- Born: 24 February 1969 (age 56) Oakland, California
- Genres: Ska, punk, hardcore
- Occupation(s): Songwriter, musician
- Instrument(s): Drums, vocals, guitar
- Years active: 1986–present
- Labels: Lookout!

= Dave Mello =

American drummer

David Mello is an American musician known primarily for his work as drummer for the hardcore ska punk band Operation Ivy.

Prior to Operation Ivy, Mello played in various bands local to the Berkeley and Albany areas such as Rabbi Conspiracy and Distorted Truth

Upon Operation Ivy's formation, their first live appearances took place sequentially one weekend in May 1987. They first played in a garage in Albany, California, that Mello had frequently used for his other musical projects. The same weekend, Operation Ivy with Mello on drums made their initial appearance at 924 Gilman Street. Mello continued to play in Operation Ivy until the band's breakup in 1989, citing unwanted attention as the primary cause.

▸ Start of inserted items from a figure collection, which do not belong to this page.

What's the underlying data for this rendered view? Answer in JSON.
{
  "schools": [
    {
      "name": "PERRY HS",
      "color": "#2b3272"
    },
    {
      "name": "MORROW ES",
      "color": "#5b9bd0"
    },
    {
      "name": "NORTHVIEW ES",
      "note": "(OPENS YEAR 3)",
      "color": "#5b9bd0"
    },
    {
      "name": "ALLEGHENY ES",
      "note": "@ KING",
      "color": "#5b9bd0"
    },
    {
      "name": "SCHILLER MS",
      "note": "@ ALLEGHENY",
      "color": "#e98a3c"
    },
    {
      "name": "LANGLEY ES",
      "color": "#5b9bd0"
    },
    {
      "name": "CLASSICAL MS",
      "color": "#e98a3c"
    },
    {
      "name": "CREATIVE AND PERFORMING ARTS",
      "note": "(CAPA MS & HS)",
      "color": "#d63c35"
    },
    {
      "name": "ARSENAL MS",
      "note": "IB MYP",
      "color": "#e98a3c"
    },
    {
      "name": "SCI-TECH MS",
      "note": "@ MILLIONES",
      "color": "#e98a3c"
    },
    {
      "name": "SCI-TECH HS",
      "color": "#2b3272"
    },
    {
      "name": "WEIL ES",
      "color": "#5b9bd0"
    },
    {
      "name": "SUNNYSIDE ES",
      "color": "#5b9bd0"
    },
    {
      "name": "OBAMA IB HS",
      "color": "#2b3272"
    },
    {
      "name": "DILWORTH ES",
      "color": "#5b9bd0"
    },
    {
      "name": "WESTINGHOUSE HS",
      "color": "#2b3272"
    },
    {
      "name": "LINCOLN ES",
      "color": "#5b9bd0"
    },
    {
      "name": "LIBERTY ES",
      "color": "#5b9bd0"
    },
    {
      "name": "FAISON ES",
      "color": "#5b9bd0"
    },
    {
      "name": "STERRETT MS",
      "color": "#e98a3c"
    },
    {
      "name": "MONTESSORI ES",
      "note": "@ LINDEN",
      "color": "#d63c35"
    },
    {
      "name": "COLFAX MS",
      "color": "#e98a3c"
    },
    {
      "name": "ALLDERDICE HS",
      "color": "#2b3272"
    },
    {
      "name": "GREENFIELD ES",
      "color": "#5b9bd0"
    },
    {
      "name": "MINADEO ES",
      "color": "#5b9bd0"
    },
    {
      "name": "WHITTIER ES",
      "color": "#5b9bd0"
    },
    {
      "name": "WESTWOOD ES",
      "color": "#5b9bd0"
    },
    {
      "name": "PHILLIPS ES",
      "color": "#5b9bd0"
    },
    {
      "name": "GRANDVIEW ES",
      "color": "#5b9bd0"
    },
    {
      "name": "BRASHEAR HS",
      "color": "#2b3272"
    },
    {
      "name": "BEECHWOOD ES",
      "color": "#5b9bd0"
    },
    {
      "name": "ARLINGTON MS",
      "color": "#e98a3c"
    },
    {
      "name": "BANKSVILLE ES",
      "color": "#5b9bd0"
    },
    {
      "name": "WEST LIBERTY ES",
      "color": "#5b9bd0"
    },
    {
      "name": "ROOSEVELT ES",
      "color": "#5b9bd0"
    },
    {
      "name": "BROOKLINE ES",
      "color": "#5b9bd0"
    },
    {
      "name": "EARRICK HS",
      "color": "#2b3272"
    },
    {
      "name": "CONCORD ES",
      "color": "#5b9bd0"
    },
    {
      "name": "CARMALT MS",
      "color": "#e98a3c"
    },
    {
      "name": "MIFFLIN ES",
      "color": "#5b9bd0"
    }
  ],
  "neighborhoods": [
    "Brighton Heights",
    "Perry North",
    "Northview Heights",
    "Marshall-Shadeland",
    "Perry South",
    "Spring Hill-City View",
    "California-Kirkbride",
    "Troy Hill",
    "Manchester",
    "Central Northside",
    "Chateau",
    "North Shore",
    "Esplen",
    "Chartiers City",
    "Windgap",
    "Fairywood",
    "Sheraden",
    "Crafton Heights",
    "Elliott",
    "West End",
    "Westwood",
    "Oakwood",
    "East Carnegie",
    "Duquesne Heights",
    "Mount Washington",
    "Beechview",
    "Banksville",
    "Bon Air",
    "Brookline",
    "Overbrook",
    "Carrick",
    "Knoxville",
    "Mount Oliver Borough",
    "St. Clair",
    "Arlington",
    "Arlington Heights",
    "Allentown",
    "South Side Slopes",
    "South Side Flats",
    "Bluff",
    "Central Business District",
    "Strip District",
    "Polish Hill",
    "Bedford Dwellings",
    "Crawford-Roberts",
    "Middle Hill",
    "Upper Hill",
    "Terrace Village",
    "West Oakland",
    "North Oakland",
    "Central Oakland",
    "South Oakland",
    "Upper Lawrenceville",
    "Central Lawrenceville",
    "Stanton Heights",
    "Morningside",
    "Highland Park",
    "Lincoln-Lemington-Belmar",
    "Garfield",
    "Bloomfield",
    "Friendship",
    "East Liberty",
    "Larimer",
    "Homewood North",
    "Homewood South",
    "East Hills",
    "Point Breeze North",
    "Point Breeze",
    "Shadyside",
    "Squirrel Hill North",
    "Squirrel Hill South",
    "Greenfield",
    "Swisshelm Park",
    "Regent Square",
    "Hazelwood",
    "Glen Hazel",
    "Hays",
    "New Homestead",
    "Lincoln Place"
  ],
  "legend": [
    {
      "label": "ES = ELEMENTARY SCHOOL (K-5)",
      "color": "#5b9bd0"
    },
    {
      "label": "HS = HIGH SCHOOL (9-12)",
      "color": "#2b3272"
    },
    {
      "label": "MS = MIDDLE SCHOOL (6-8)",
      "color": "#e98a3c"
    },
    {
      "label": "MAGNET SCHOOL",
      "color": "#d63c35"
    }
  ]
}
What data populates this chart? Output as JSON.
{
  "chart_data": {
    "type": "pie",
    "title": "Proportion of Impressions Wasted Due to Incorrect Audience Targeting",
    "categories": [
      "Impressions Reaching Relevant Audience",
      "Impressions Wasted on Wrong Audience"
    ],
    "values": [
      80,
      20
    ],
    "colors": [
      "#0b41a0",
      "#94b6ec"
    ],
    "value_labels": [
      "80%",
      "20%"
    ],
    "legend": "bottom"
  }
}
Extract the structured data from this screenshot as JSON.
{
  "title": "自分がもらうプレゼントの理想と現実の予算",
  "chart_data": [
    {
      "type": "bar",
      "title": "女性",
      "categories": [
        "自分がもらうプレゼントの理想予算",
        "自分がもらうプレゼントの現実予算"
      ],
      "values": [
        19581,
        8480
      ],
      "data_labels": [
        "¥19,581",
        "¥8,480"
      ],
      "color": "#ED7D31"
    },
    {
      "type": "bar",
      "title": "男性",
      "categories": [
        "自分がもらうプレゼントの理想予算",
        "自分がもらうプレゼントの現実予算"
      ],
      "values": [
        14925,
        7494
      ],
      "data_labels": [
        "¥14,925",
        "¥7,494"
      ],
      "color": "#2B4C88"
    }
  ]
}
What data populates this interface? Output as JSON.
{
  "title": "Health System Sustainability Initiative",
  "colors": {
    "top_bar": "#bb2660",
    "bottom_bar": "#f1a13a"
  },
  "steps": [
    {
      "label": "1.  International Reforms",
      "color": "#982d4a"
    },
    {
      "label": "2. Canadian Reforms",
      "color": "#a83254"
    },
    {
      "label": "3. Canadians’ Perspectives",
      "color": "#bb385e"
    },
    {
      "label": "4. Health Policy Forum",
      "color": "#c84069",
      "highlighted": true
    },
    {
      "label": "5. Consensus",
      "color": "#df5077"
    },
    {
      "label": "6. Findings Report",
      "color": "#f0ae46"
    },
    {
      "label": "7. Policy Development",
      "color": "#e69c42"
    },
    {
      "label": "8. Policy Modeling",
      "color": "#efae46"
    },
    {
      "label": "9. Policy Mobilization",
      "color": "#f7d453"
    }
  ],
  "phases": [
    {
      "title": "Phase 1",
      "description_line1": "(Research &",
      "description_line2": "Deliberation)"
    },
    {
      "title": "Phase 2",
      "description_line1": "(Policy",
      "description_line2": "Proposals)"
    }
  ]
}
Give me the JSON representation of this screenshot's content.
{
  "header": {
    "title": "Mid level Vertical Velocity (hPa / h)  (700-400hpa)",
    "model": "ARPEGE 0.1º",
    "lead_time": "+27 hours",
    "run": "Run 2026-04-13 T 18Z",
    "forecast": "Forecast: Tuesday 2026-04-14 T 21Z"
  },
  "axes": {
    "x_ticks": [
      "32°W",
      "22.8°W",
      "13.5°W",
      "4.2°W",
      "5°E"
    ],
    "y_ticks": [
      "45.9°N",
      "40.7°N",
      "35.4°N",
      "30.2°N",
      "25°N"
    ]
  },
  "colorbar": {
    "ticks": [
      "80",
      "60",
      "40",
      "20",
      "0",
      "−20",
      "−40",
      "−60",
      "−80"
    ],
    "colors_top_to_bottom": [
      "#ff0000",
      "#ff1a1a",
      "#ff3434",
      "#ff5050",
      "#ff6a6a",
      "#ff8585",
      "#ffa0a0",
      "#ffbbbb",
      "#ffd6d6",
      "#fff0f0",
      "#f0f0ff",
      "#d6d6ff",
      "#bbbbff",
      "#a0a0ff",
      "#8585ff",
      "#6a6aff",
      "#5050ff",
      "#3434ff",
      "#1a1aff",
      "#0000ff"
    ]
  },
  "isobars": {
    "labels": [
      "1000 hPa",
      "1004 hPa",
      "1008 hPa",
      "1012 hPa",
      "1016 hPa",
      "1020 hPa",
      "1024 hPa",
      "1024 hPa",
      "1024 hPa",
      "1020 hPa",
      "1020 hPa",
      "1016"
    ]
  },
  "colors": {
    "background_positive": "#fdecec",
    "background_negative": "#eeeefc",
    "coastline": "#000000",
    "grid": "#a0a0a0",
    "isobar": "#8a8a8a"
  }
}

Following the disbandment of Operation Ivy, the remaining members with the exception of Jesse Michaels temporarily formed another punk/ska band, Downfall. Downfall included Mello's brother Pat Mello, who previously assisted Operation Ivy with backup vocals on some songs during the recording of their only studio release, Energy. Dave and Pat Mello parted ways with Tim Armstrong and Matt Freeman, who went on to form Rancid, starting their own band Schlong. Additionally, Dave has toured with other bands as a stand-in when needed.

Mello has also been involved in drumstick production with the company Twotone Drumsticks, contributing to the design of the Dave Mello signature variety.

In more recent times, Mello lives in SW Montana with his son Max. Still pursuing his musical aspirations, Dave plays drums and sings in Bozeman, MT bands Prints and Hippie Dump. He regularly appears at 924 Gilman Street, playing with multiple groups including the bands Jewdriver and Un'Cus where Mello has traded in his sticks for a guitar.